After talking about her research, she then showed me photos of her thesis project as a graduate student ten years earlier from Brooklyn College. At the time Maia was not painting but making sculpture. Her thesis was a replica installation of her Lola’s (grandmother’s) living room from the time when she was a kid. She included as many details as possible including plants and art work. These details are purposeful signifiers of a Filipino immigrant household. At the time, many first generation families hung a giant pair of wooden spoon and forks in their homes as well as Tinikling (bamboo dance) dancers as a way to remember and honor the Philippines.

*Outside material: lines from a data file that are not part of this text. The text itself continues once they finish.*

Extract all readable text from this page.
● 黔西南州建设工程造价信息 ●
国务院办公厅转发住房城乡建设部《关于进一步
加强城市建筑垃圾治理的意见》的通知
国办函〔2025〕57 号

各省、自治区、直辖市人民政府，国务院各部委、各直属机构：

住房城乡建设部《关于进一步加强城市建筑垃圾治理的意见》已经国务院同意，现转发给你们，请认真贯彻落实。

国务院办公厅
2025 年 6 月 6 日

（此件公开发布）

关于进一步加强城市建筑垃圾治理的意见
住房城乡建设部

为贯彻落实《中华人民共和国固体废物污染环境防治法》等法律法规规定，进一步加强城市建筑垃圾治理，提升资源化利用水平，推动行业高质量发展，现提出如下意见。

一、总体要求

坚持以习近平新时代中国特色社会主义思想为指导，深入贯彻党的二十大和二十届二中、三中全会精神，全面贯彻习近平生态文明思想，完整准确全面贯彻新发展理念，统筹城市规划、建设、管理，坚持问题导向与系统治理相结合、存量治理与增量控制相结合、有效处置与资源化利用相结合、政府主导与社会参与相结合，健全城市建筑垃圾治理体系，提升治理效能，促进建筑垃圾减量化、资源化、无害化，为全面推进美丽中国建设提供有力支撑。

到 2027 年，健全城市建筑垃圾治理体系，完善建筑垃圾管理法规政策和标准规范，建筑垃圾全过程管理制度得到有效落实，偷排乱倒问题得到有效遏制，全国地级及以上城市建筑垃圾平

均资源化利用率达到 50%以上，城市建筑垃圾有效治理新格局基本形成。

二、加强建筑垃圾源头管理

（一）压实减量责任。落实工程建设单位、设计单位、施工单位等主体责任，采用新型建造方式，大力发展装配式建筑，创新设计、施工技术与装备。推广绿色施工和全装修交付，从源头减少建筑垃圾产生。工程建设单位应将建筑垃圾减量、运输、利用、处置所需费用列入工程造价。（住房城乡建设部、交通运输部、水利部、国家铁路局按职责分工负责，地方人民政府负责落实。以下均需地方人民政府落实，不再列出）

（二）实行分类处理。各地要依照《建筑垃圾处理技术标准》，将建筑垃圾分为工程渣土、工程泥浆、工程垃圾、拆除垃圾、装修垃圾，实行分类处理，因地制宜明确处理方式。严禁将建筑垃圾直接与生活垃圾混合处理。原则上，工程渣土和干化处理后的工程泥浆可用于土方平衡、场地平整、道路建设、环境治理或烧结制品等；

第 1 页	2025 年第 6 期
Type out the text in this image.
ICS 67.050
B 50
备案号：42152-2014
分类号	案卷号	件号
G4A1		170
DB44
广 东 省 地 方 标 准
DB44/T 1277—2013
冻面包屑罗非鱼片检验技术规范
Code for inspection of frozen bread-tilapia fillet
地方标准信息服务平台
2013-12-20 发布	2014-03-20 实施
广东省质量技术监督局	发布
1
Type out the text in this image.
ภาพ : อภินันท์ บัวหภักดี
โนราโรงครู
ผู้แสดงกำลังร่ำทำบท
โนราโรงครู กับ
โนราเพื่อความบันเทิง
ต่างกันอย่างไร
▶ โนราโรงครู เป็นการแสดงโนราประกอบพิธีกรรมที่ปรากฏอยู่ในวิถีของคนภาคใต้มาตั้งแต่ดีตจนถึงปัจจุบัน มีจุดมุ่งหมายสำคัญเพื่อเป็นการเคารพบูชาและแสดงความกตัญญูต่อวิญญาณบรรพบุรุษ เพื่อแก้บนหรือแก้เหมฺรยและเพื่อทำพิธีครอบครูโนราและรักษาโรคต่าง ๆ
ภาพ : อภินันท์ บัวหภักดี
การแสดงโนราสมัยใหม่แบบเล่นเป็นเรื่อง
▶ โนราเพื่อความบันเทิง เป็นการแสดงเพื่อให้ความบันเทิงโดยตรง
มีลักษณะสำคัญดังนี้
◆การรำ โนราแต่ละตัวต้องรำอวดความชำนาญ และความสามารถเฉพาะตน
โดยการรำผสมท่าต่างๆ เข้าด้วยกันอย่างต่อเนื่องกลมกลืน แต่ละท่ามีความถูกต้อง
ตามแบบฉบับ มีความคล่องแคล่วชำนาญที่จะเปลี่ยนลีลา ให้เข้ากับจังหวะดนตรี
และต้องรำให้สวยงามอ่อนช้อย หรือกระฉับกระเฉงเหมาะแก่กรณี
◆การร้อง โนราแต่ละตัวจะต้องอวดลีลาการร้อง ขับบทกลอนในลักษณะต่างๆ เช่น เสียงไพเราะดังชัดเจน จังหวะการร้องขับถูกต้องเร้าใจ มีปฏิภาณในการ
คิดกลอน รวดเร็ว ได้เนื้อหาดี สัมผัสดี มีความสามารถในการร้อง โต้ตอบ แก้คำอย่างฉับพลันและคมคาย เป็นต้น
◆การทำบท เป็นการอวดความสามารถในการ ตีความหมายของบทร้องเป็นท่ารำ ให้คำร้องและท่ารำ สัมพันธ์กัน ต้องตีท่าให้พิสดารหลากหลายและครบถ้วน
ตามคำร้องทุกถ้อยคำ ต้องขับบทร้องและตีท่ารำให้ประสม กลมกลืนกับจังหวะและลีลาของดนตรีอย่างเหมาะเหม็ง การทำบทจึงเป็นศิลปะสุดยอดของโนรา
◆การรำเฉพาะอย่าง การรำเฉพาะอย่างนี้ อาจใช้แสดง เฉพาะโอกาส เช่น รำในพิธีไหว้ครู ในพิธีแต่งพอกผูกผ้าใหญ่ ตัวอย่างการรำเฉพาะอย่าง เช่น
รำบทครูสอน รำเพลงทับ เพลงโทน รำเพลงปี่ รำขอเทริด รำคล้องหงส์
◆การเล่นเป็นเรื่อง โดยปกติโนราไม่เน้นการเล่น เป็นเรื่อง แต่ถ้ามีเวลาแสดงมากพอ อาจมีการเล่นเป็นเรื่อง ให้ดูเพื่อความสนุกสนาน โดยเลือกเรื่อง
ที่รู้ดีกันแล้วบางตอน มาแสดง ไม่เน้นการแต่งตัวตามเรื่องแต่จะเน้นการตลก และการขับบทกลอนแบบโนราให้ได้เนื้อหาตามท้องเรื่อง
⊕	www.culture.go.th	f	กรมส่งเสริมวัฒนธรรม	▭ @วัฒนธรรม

Maia’s craft in oil painting (see video link with Maia mixing paint and me talking about tofu adobo) is marked by a love for a diversity in marks and gestures that are layered with shape and light. While there is so much texture on the surface, her paintings exude depth and atmosphere that support the profundity of her subject matter. It’s easy to fall in love with her paintings, drawings, and sculptures as they are playful and serious all at once. A quality that many Filipinos can relate to and perhaps something that uniquely defines who we are and how we cope as Filipinos as we continue to immigrate to all parts of the world.
I will be organizing a solo show of Maia’s work at the Katzen Arts Center at the American University in Washington D.C. in July, 2019. Stay tuned for more details as it gets closer.
For now, Maia currently has a show up at Pioneer Works through July 8, 2018 that is getting amazing press. Read the reviews here:
She is represented by Taymour Grahne Exhibitions in London where she has an upcoming show this Fall 2018. When the gallery was in New York, she had a solo show of her work titled “Dear, Dear, Dear” in 2017.